While the report sends quite positive signs of improvement regarding China’s COVID-19 conditions, it also highlights an earlier-than-expected outbreak of COVID-19 in rural regions. Rural daily clinic visits peaked on December 23, just one day after the urban peak. This was one month before the official anticipation, which estimated the rural outbreak would arrive around the Lunar New Year, after millions of migrant workers carried the virus to their villages through their holiday travels.

 

South Korean biotech companies seek to diversify from China as US tensions rise (FT)
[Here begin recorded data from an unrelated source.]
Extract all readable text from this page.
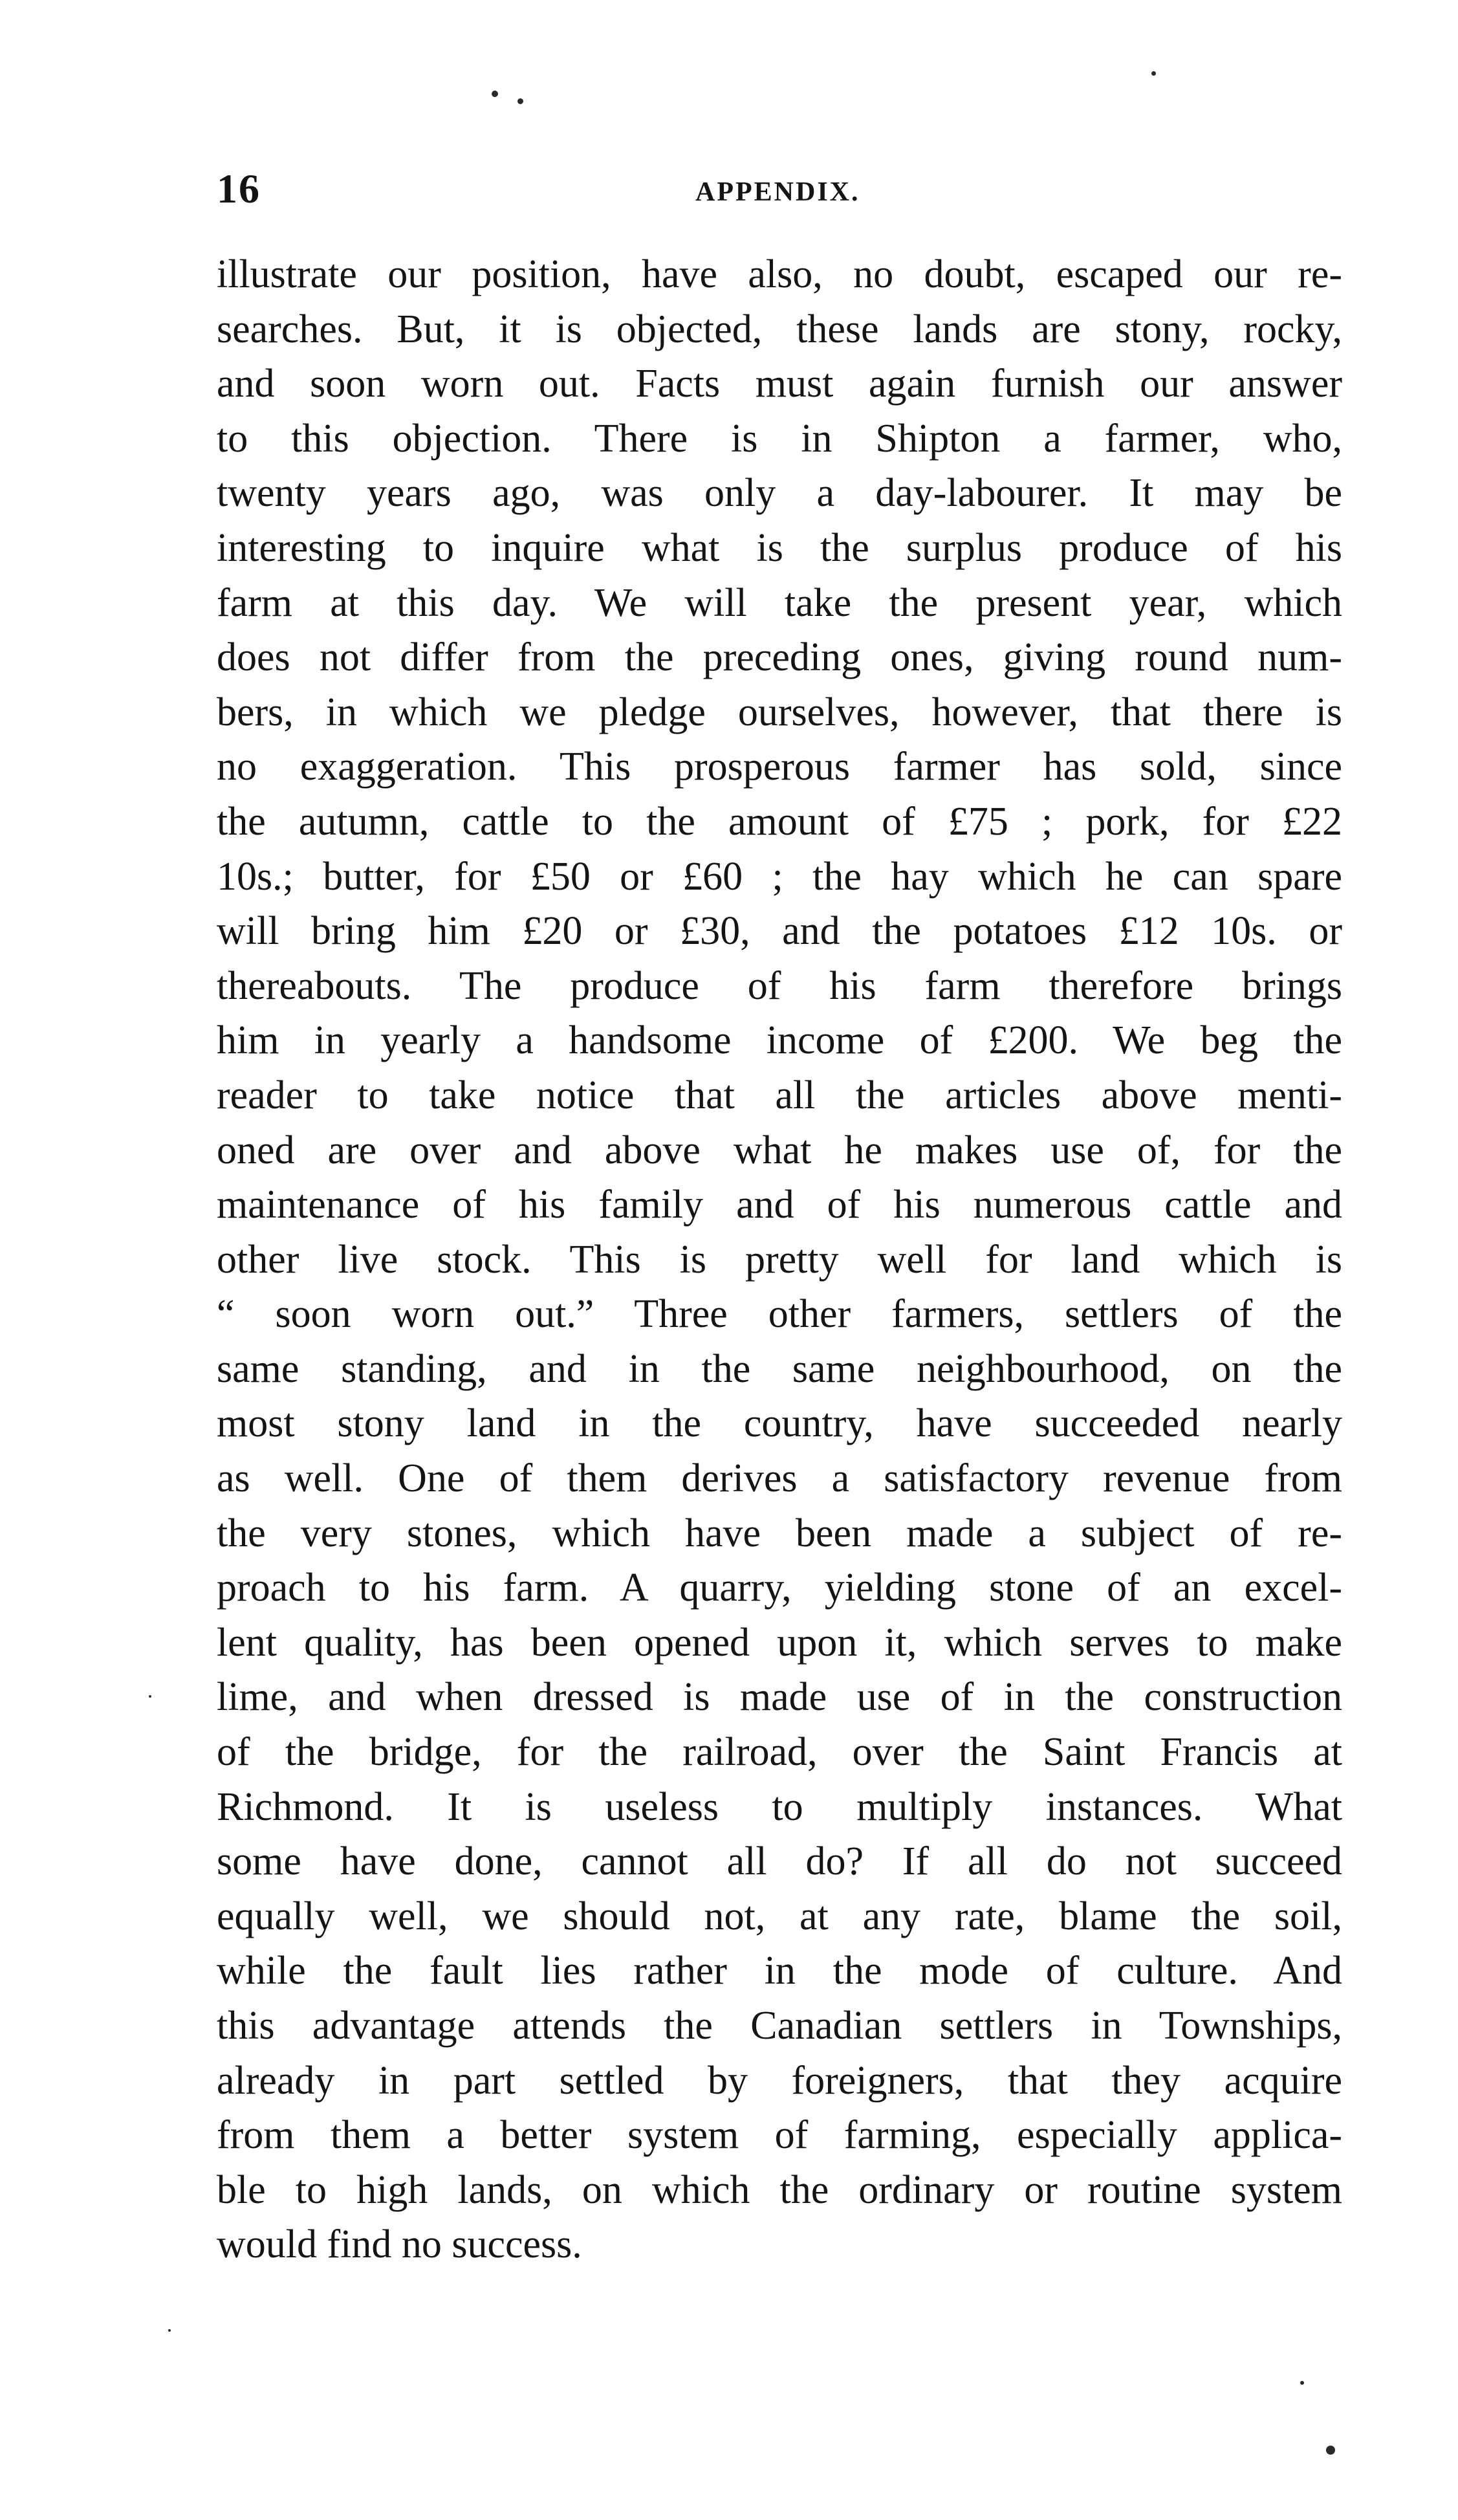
16	APPENDIX.
illustrate our position, have also, no doubt, escaped our re-
searches. But, it is objected, these lands are stony, rocky,
and soon worn out. Facts must again furnish our answer
to this objection. There is in Shipton a farmer, who,
twenty years ago, was only a day-labourer. It may be
interesting to inquire what is the surplus produce of his
farm at this day. We will take the present year, which
does not differ from the preceding ones, giving round num-
bers, in which we pledge ourselves, however, that there is
no exaggeration. This prosperous farmer has sold, since
the autumn, cattle to the amount of £75 ; pork, for £22
10s.; butter, for £50 or £60 ; the hay which he can spare
will bring him £20 or £30, and the potatoes £12 10s. or
thereabouts. The produce of his farm therefore brings
him in yearly a handsome income of £200. We beg the
reader to take notice that all the articles above menti-
oned are over and above what he makes use of, for the
maintenance of his family and of his numerous cattle and
other live stock. This is pretty well for land which is
“ soon worn out.” Three other farmers, settlers of the
same standing, and in the same neighbourhood, on the
most stony land in the country, have succeeded nearly
as well. One of them derives a satisfactory revenue from
the very stones, which have been made a subject of re-
proach to his farm. A quarry, yielding stone of an excel-
lent quality, has been opened upon it, which serves to make
lime, and when dressed is made use of in the construction
of the bridge, for the railroad, over the Saint Francis at
Richmond. It is useless to multiply instances. What
some have done, cannot all do? If all do not succeed
equally well, we should not, at any rate, blame the soil,
while the fault lies rather in the mode of culture. And
this advantage attends the Canadian settlers in Townships,
already in part settled by foreigners, that they acquire
from them a better system of farming, especially applica-
ble to high lands, on which the ordinary or routine system
would find no success.
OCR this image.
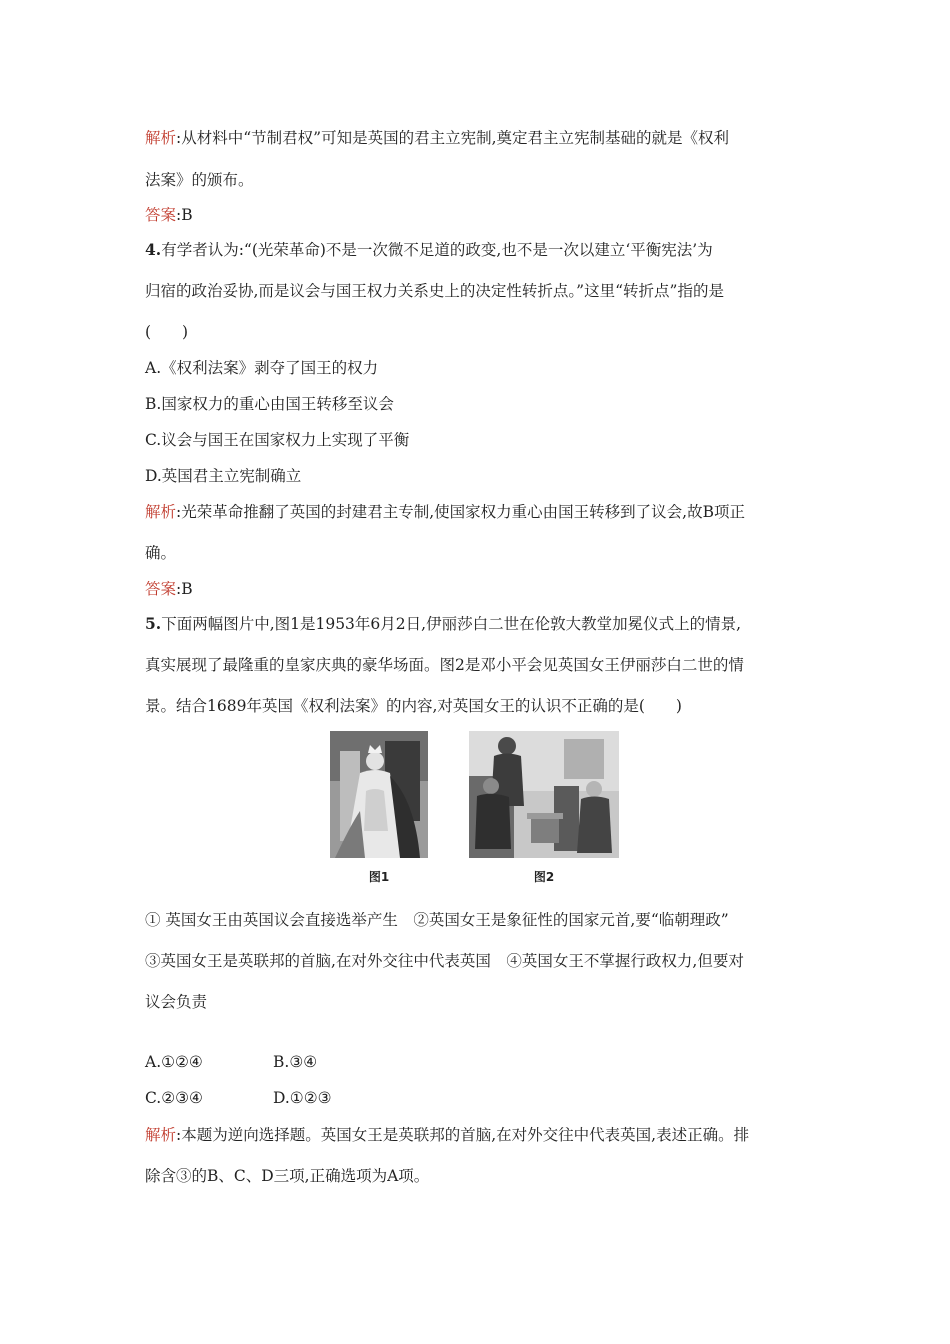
解析:从材料中“节制君权”可知是英国的君主立宪制,奠定君主立宪制基础的就是《权利
法案》的颁布。
答案:B
4.有学者认为:“(光荣革命)不是一次微不足道的政变,也不是一次以建立‘平衡宪法’为
归宿的政治妥协,而是议会与国王权力关系史上的决定性转折点。”这里“转折点”指的是
(　　)
A.《权利法案》剥夺了国王的权力
B.国家权力的重心由国王转移至议会
C.议会与国王在国家权力上实现了平衡
D.英国君主立宪制确立
解析:光荣革命推翻了英国的封建君主专制,使国家权力重心由国王转移到了议会,故B项正
确。
答案:B
5.下面两幅图片中,图1是1953年6月2日,伊丽莎白二世在伦敦大教堂加冕仪式上的情景,
真实展现了最隆重的皇家庆典的豪华场面。图2是邓小平会见英国女王伊丽莎白二世的情
景。结合1689年英国《权利法案》的内容,对英国女王的认识不正确的是(　　)
图1	图2
① 英国女王由英国议会直接选举产生　②英国女王是象征性的国家元首,要“临朝理政”
③英国女王是英联邦的首脑,在对外交往中代表英国　④英国女王不掌握行政权力,但要对
议会负责
A.①②④	B.③④
C.②③④	D.①②③
解析:本题为逆向选择题。英国女王是英联邦的首脑,在对外交往中代表英国,表述正确。排
除含③的B、C、D三项,正确选项为A项。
South Korean biotech companies are working to diversify from China in anticipation that the US could tighten export restrictions on the sector to bolster its domestic industry and curb Chinese growth.

The Biden administration has identified biotechnology and biomanufacturing as strategic industries and is expected to introduce more specific measures within months.

The concerns in South Korea over one of its most important sectors for growth also highlight the collateral damage for third countries from rising tension between the US and China over supply chains and technology.

“We’re trying to reduce our reliance on cheaper raw material imports from countries like China and develop more domestic materials to secure supply chain stability as the US-China conflict intensifies,” said a spokesman for the Korea Pharmaceutical and Bio-Pharma Manufacturers Association.

 

Life science property investors in China expect steady growth as R&D spending spurs demand for lab space (SCMP)

Life science property investors in China expect the sector to grow steadily in 2023 despite a plunge in biotech financing last year that has weakened leasing activity.

Their confidence is underlined by the resilient rental performance of life science real estate and companies’ solid spending on research and development (R&D), which is likely to drive demand for better laboratory facilities in industry parks.

“We believe Asia, and China specifically, has a scalable life science real estate market,” said Hans Kang, CEO of healthcare infrastructure platform at CBC Group. “Overall, we see life science companies in Asia continuing to display robust demand for lab space to support their R&D activity.”